Supremacy, Parmy Olson’s timely and in-depth exploration of the rivalry between the founders of artificial intelligence companies OpenAI and Google DeepMind, has won the Financial Times and Schroders Business Book of the Year Award.
The book is the fourth winner in the past five years of the prize to focus on technology and the business, economic, social and geopolitical implications of the sector’s rapid expansion.
Olson received the £30,000 prize at a dinner in London on Thursday, which also celebrated 20 years of the prestigious award.
Thomas Friedman’s paean to globalisation, The World is Flat, was the first winner in 2005. Since then, FT editor Roula Khalaf told invited guests, “much has changed . . . From globalisation to de-globalisation, from the first digital revolution to the AI age. Our understanding of capitalism and markets has evolved too, and our attention to the political economy has intensified [but] the book award marches on.”

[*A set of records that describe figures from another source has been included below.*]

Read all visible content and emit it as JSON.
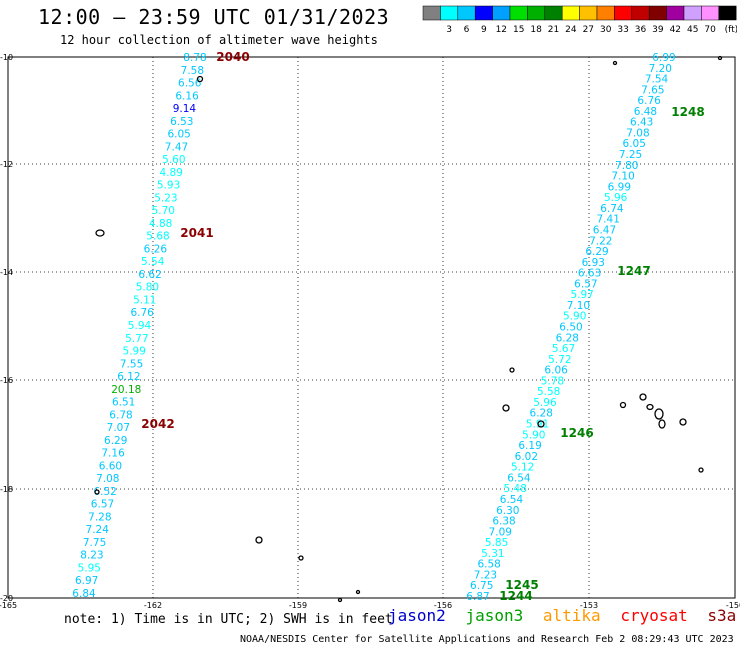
{
  "title": "12:00 – 23:59 UTC 01/31/2023",
  "subtitle": "12 hour collection of altimeter wave heights",
  "colorbar": {
    "unit": "(ft)",
    "levels": [
      "",
      "3",
      "6",
      "9",
      "12",
      "15",
      "18",
      "21",
      "24",
      "27",
      "30",
      "33",
      "36",
      "39",
      "42",
      "45",
      "70"
    ],
    "colors": [
      "#808080",
      "#00ffff",
      "#00c8ff",
      "#0000ff",
      "#00a0ff",
      "#00e000",
      "#00b000",
      "#008000",
      "#ffff00",
      "#ffc000",
      "#ff8000",
      "#ff0000",
      "#c00000",
      "#800000",
      "#a000a0",
      "#d0a0ff",
      "#ff90ff",
      "#000000"
    ]
  },
  "axes": {
    "lat_labels": [
      "-10",
      "-12",
      "-14",
      "-16",
      "-18",
      "-20"
    ],
    "lon_labels": [
      "-165",
      "-162",
      "-159",
      "-156",
      "-153",
      "-150"
    ]
  },
  "tracks": {
    "west": [
      "8.78",
      "7.58",
      "6.56",
      "6.16",
      "9.14",
      "6.53",
      "6.05",
      "7.47",
      "5.60",
      "4.89",
      "5.93",
      "5.23",
      "5.70",
      "4.88",
      "5.68",
      "6.26",
      "5.54",
      "6.62",
      "5.80",
      "5.11",
      "6.76",
      "5.94",
      "5.77",
      "5.99",
      "7.55",
      "6.12",
      "20.18",
      "6.51",
      "6.78",
      "7.07",
      "6.29",
      "7.16",
      "6.60",
      "7.08",
      "6.52",
      "6.57",
      "7.28",
      "7.24",
      "7.75",
      "8.23",
      "5.95",
      "6.97",
      "6.84"
    ],
    "east": [
      "6.99",
      "7.20",
      "7.54",
      "7.65",
      "6.76",
      "6.48",
      "6.43",
      "7.08",
      "6.05",
      "7.25",
      "7.80",
      "7.10",
      "6.99",
      "5.96",
      "6.74",
      "7.41",
      "6.47",
      "7.22",
      "6.29",
      "6.93",
      "6.63",
      "6.57",
      "5.97",
      "7.10",
      "5.90",
      "6.50",
      "6.28",
      "5.67",
      "5.72",
      "6.06",
      "5.78",
      "5.58",
      "5.96",
      "6.28",
      "5.91",
      "5.90",
      "6.19",
      "6.02",
      "5.12",
      "6.54",
      "5.48",
      "6.54",
      "6.30",
      "6.38",
      "7.09",
      "5.85",
      "5.31",
      "6.58",
      "7.23",
      "6.75",
      "6.87"
    ]
  },
  "time_labels": [
    {
      "text": "2040",
      "color": "#8b0000"
    },
    {
      "text": "2041",
      "color": "#8b0000"
    },
    {
      "text": "2042",
      "color": "#8b0000"
    },
    {
      "text": "1248",
      "color": "#008000"
    },
    {
      "text": "1247",
      "color": "#008000"
    },
    {
      "text": "1246",
      "color": "#008000"
    },
    {
      "text": "1245",
      "color": "#008000"
    },
    {
      "text": "1244",
      "color": "#008000"
    }
  ],
  "note": "note: 1) Time is in UTC; 2) SWH is in feet",
  "satellites": [
    {
      "name": "jason2",
      "color": "#0000cc"
    },
    {
      "name": "jason3",
      "color": "#00a000"
    },
    {
      "name": "altika",
      "color": "#ff9900"
    },
    {
      "name": "cryosat",
      "color": "#ff0000"
    },
    {
      "name": "s3a",
      "color": "#8b0000"
    }
  ],
  "credit": "NOAA/NESDIS Center for Satellite Applications and Research   Feb  2 08:29:43 UTC 2023"
}
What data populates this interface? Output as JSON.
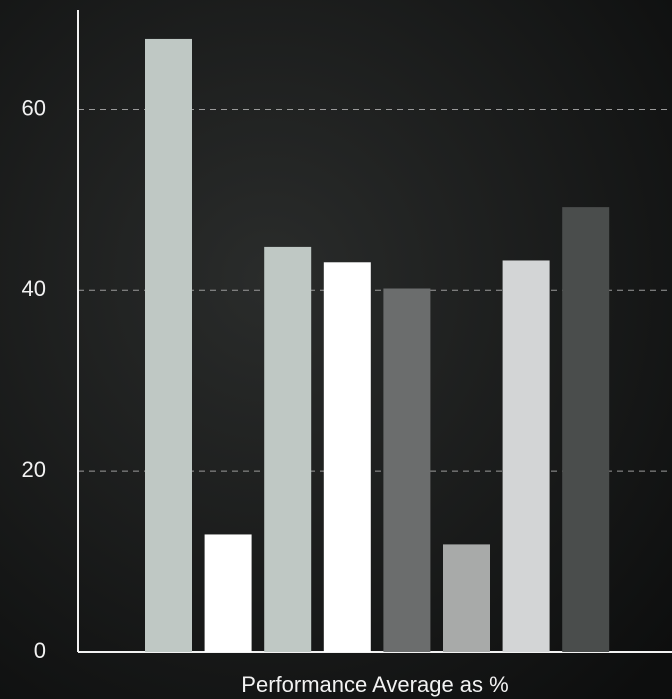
{
  "chart_data": {
    "type": "bar",
    "x_label": "Performance Average as %",
    "categories": [
      null,
      null,
      null,
      null,
      null,
      null,
      null,
      null
    ],
    "values": [
      67.8,
      13,
      44.8,
      43.1,
      40.2,
      11.9,
      43.3,
      49.2
    ],
    "colors": [
      "#bfc8c4",
      "#ffffff",
      "#bfc8c4",
      "#ffffff",
      "#6b6d6d",
      "#a8aaa9",
      "#d3d5d6",
      "#4a4d4c"
    ],
    "ylim": [
      0,
      71
    ],
    "yticks": [
      0,
      20,
      40,
      60
    ],
    "grid": true
  }
}
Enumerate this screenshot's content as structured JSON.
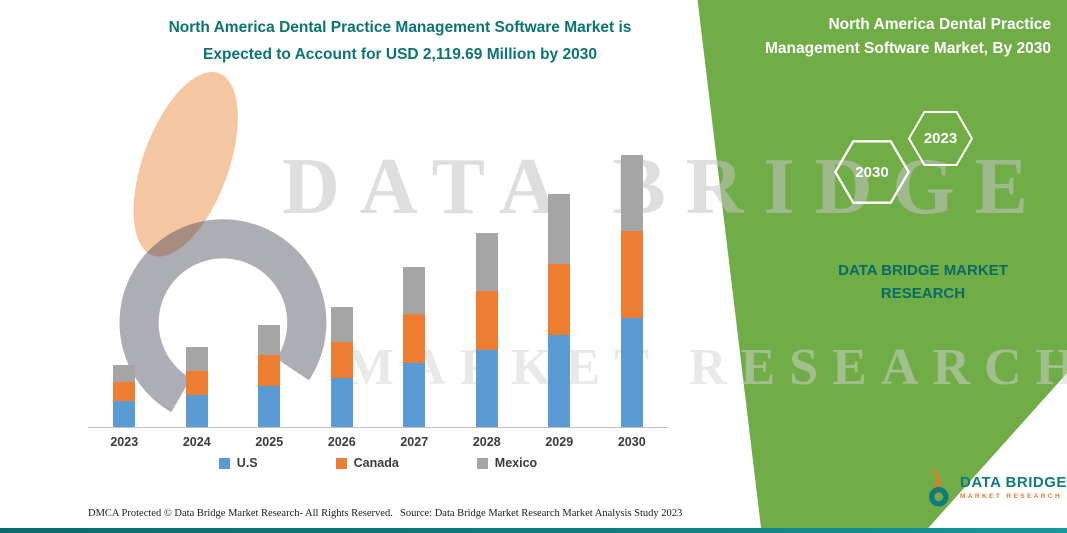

In Supremacy, Bloomberg columnist Olson focuses on the competition between Demis Hassabis, co-founder of DeepMind, and Sam Altman, his counterpart at OpenAI. Khalaf, who chaired the judging panel, said Olson “brilliantly frames the development of artificial intelligence as a thrilling race to master the technology, build a business, and dominate the technological future”.
The book also explores the tension between the entrepreneurs’ initial lofty ambitions to ensure AI serves the world, and the commercial pressures exerted by their deep-pocketed backers, Google and Microsoft.
Schroders’ former chief executive Peter Harrison, another judge, said the book provided “deep insights into the defining technology of our age that are impossible to find elsewhere”.
Previous winners of the award, which is also supported by FT owner Nikkei, include Amy Edmondson last year for Right Kind of Wrong, about how to learn from failure and take better risks, Chris Miller’s Chip War in 2022, about the global battle for semiconductor supremacy, and Nicole Perlroth’s This Is How They Tell Me the World Ends, on the cyber arms race, in 2021.
The other 2024 finalists were: The Corporation in the Twenty-First Century, by John Kay, about the impact on the corporation of the shareholder value obsession, the knowledge economy and the digital and services revolution; Tribal, by Michael Morris, on tribalism as a potentially positive force; Andrew Scott’s The Longevity Imperative, which proposes an “evergreen agenda” to help us make the most of healthier, longer lives; Unit X, in which Raj Shah and Christopher Kirchhoff examine how technology is changing modern warfare; and Growth, Daniel Susskind’s analysis of the tension between the world’s obsession with growth and other societal priorities. Each shortlisted book receives £10,000.
The other judges of this year’s award were Mimi Alemayehou, founder and managing partner, Semai Ventures; Daisuke Arakawa, managing director, Nikkei; Mitchell Baker, executive chair, Mozilla Corporation; entrepreneur and angel investor Sherry Coutu; Mohamed El-Erian, president, Queens’ College, Cambridge and adviser, Allianz, and Gramercy chair; James Kondo, chair, International House of Japan; Randall Kroszner, economics professor at University of Chicago’s Booth School of Business; and Shriti Vadera, chair of Prudential and the Royal Shakespeare Company.